Mega water projects and the environmental crisis in the Iraqi Marshes: a publication by A Sud
Beyond the rhetoric of “waves” as used by the media in their narrative of migration flows to Europe lies a different and more complex reality, a reality beyond wars, extreme poverty and political persecution. The UNHCR 2014-2015 data estimates the number of refugees in the world between 14 and 15 million. There are, however, forced migrants who are not well-known, mostly because they are hard to express in numbers, not protected by international law, or complex to understand: environmental migrants. Environmental migration is largely internal migration, among which 19.2 million people who were forced to move due to natural disasters in 2015. Besides natural disasters however, there are other types of forced environmental migration which are difficult to assess. These often remain off the grid since there are few statistics available, and its causes are multiple and become only slowly visible.

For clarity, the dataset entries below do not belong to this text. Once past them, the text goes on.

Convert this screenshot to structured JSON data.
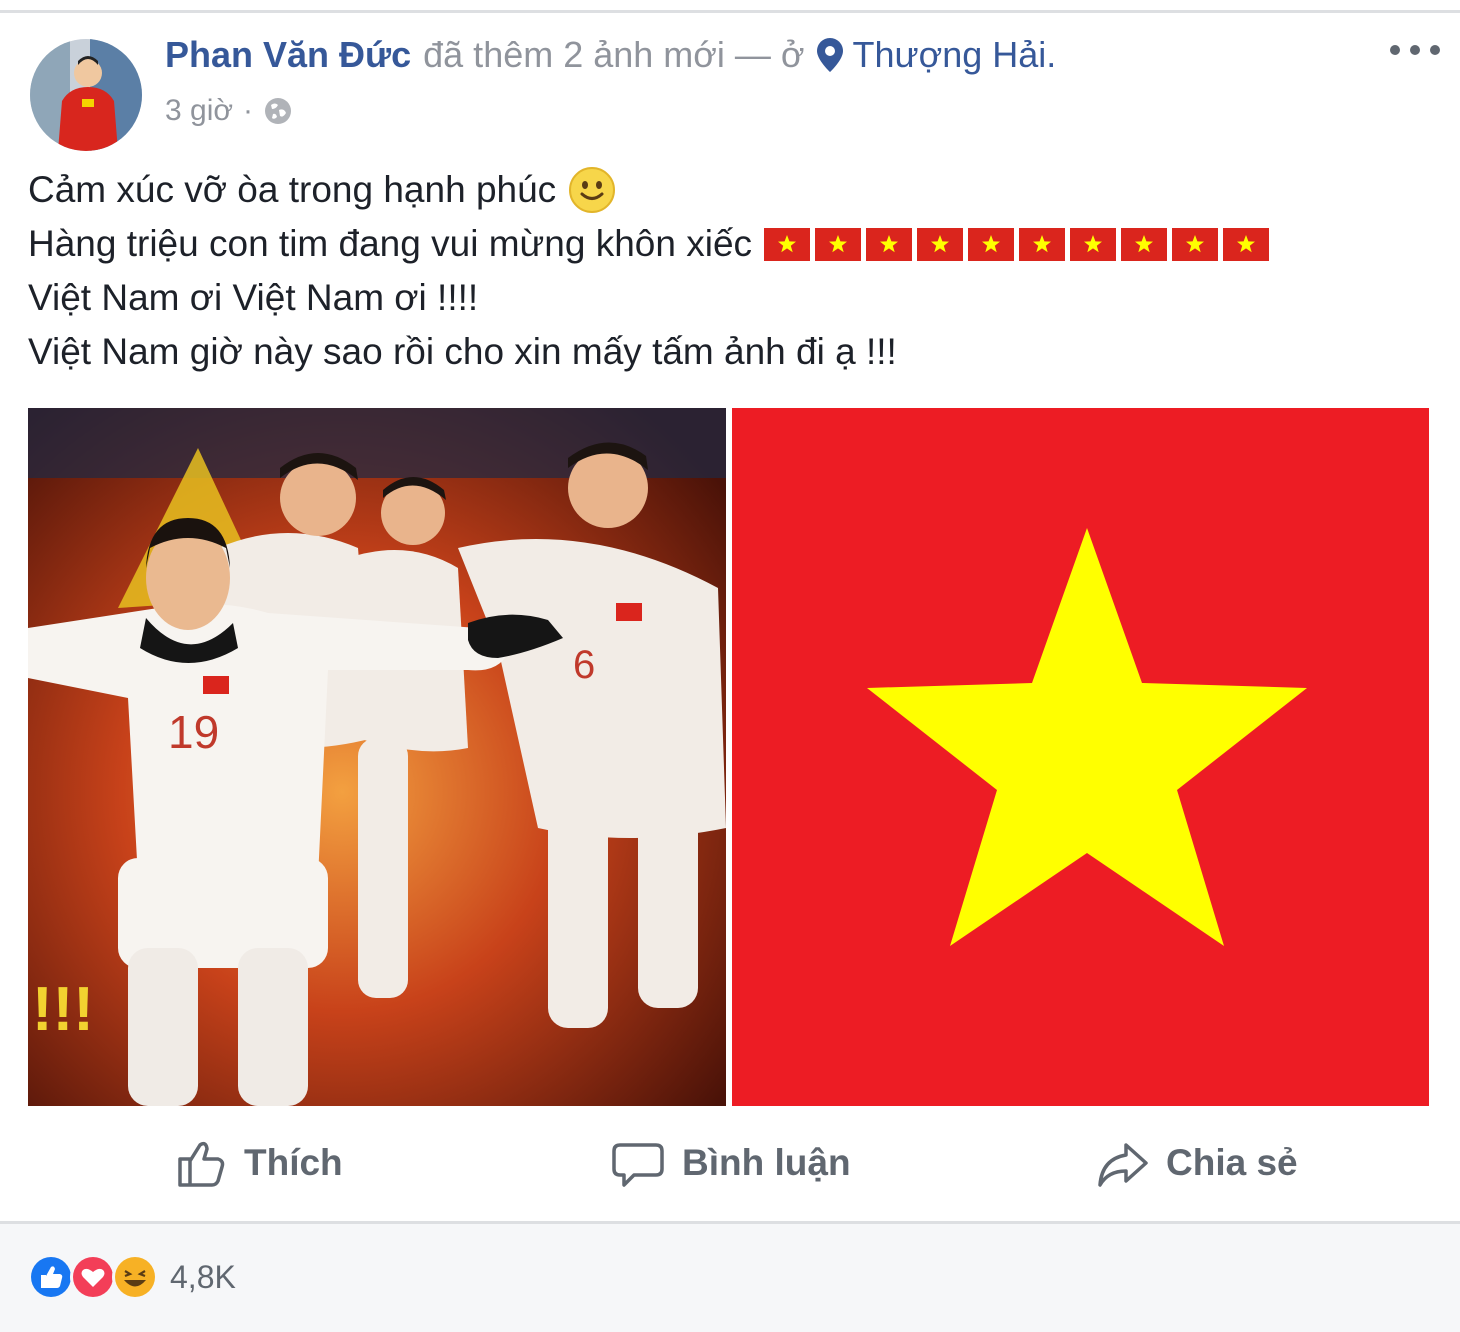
{
  "post": {
    "author": "Phan Văn Đức",
    "action_text": "đã thêm 2 ảnh mới — ở",
    "location": "Thượng Hải.",
    "time": "3 giờ",
    "separator": "·",
    "caption": [
      "Cảm xúc vỡ òa trong hạnh phúc",
      "Hàng triệu con tim đang vui mừng khôn xiếc",
      "Việt Nam ơi Việt Nam ơi !!!!",
      "Việt Nam giờ này sao rồi cho xin mấy tấm ảnh đi ạ !!!"
    ],
    "emoji_flag_count": 10,
    "photo_overlay_text": "!!!",
    "jersey_numbers": [
      "19",
      "6"
    ]
  },
  "actions": {
    "like": "Thích",
    "comment": "Bình luận",
    "share": "Chia sẻ"
  },
  "reactions": {
    "types": [
      "like-icon",
      "love-icon",
      "haha-icon"
    ],
    "count": "4,8K"
  },
  "colors": {
    "link": "#365899",
    "muted": "#90949c",
    "flag_red": "#da251d",
    "flag_yellow": "#ffff00",
    "like_blue": "#1877f2",
    "love_red": "#f33e58",
    "haha_yellow": "#f7b125"
  }
}
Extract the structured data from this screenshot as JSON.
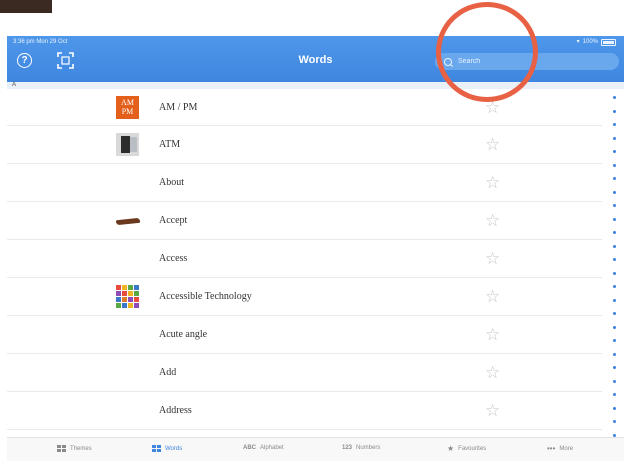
{
  "status_bar": {
    "time": "3:36 pm  Mon 29 Oct",
    "battery": "100%"
  },
  "header": {
    "title": "Words",
    "search_placeholder": "Search",
    "help_symbol": "?"
  },
  "section": {
    "letter": "A"
  },
  "words": [
    {
      "label": "AM / PM",
      "thumb": "ampm",
      "thumb_text_1": "AM",
      "thumb_text_2": "PM",
      "favourite": false
    },
    {
      "label": "ATM",
      "thumb": "atm",
      "favourite": false
    },
    {
      "label": "About",
      "thumb": "none",
      "favourite": false
    },
    {
      "label": "Accept",
      "thumb": "accept",
      "favourite": false
    },
    {
      "label": "Access",
      "thumb": "none",
      "favourite": false
    },
    {
      "label": "Accessible Technology",
      "thumb": "acctech",
      "favourite": false
    },
    {
      "label": "Acute angle",
      "thumb": "none",
      "favourite": false
    },
    {
      "label": "Add",
      "thumb": "none",
      "favourite": false
    },
    {
      "label": "Address",
      "thumb": "none",
      "favourite": false
    }
  ],
  "tabs": [
    {
      "label": "Themes",
      "icon": "grid-icon",
      "active": false
    },
    {
      "label": "Words",
      "icon": "grid-icon",
      "active": true
    },
    {
      "label": "Alphabet",
      "icon_text": "ABC",
      "active": false
    },
    {
      "label": "Numbers",
      "icon_text": "123",
      "active": false
    },
    {
      "label": "Favourites",
      "icon": "star-icon",
      "active": false
    },
    {
      "label": "More",
      "icon_text": "•••",
      "active": false
    }
  ],
  "colors": {
    "header_blue": "#3f86e0",
    "annotation_circle": "#e86145",
    "index_blue": "#3a82e0"
  }
}
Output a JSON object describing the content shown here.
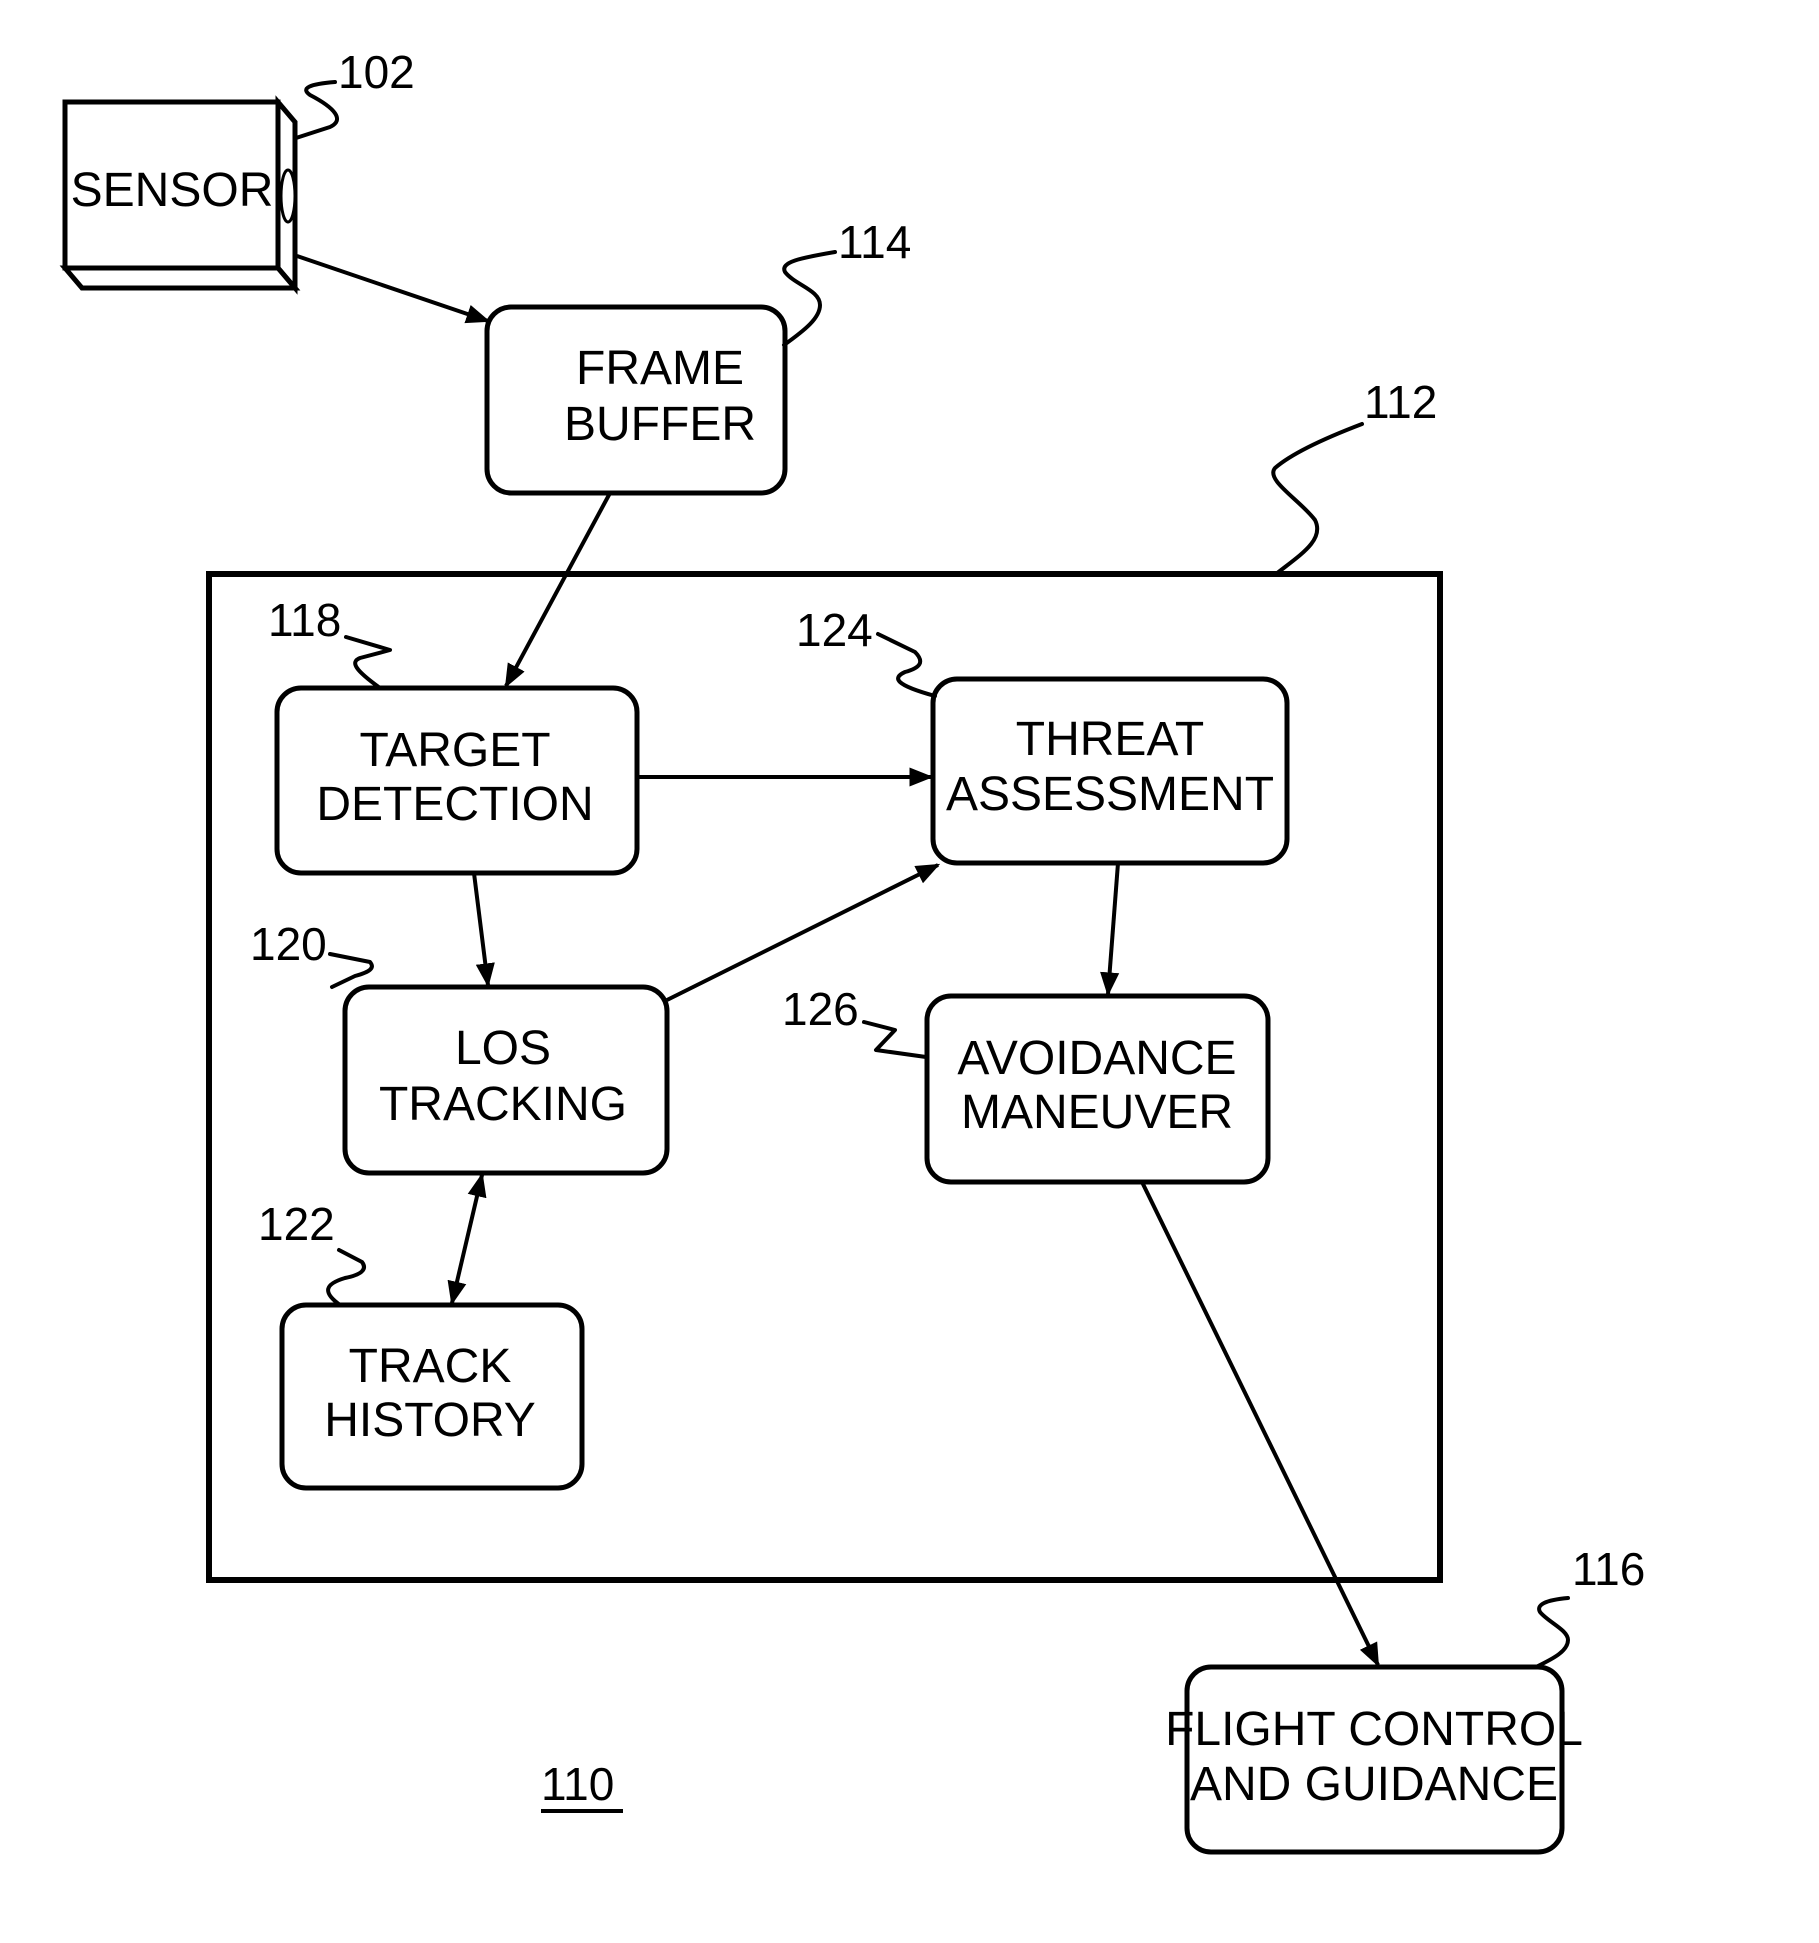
{
  "figure_number": "110",
  "system": {
    "ref": "112"
  },
  "blocks": {
    "sensor": {
      "ref": "102",
      "lines": [
        "SENSOR"
      ]
    },
    "frame_buffer": {
      "ref": "114",
      "lines": [
        "FRAME",
        "BUFFER"
      ]
    },
    "target_detection": {
      "ref": "118",
      "lines": [
        "TARGET",
        "DETECTION"
      ]
    },
    "los_tracking": {
      "ref": "120",
      "lines": [
        "LOS",
        "TRACKING"
      ]
    },
    "track_history": {
      "ref": "122",
      "lines": [
        "TRACK",
        "HISTORY"
      ]
    },
    "threat_assessment": {
      "ref": "124",
      "lines": [
        "THREAT",
        "ASSESSMENT"
      ]
    },
    "avoidance_maneuver": {
      "ref": "126",
      "lines": [
        "AVOIDANCE",
        "MANEUVER"
      ]
    },
    "flight_control": {
      "ref": "116",
      "lines": [
        "FLIGHT CONTROL",
        "AND GUIDANCE"
      ]
    }
  },
  "connections": [
    {
      "from": "sensor",
      "to": "frame_buffer",
      "direction": "forward"
    },
    {
      "from": "frame_buffer",
      "to": "target_detection",
      "direction": "forward"
    },
    {
      "from": "target_detection",
      "to": "threat_assessment",
      "direction": "forward"
    },
    {
      "from": "target_detection",
      "to": "los_tracking",
      "direction": "forward"
    },
    {
      "from": "los_tracking",
      "to": "threat_assessment",
      "direction": "forward"
    },
    {
      "from": "los_tracking",
      "to": "track_history",
      "direction": "bidirectional"
    },
    {
      "from": "threat_assessment",
      "to": "avoidance_maneuver",
      "direction": "forward"
    },
    {
      "from": "avoidance_maneuver",
      "to": "flight_control",
      "direction": "forward"
    }
  ]
}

For instance, droughts and large development projects (such as dams) have been responsible for tens of millions of displaced.
On this theme, a report was produced by the Italian organization ‘A Sud’ – which deals with issues related to ecology, environmental conflicts, north-south cooperation and environmental eduction – in cooperation with ‘Un ponte per…’. It was written with the intention of offering not just a collection of data but also a political reflection on the theme of environmental migration. In the second part the Iraqi Marshes and the Save the Tigris Campaign are featured as a case-study of dams, pollution, reduced water flows, climate change.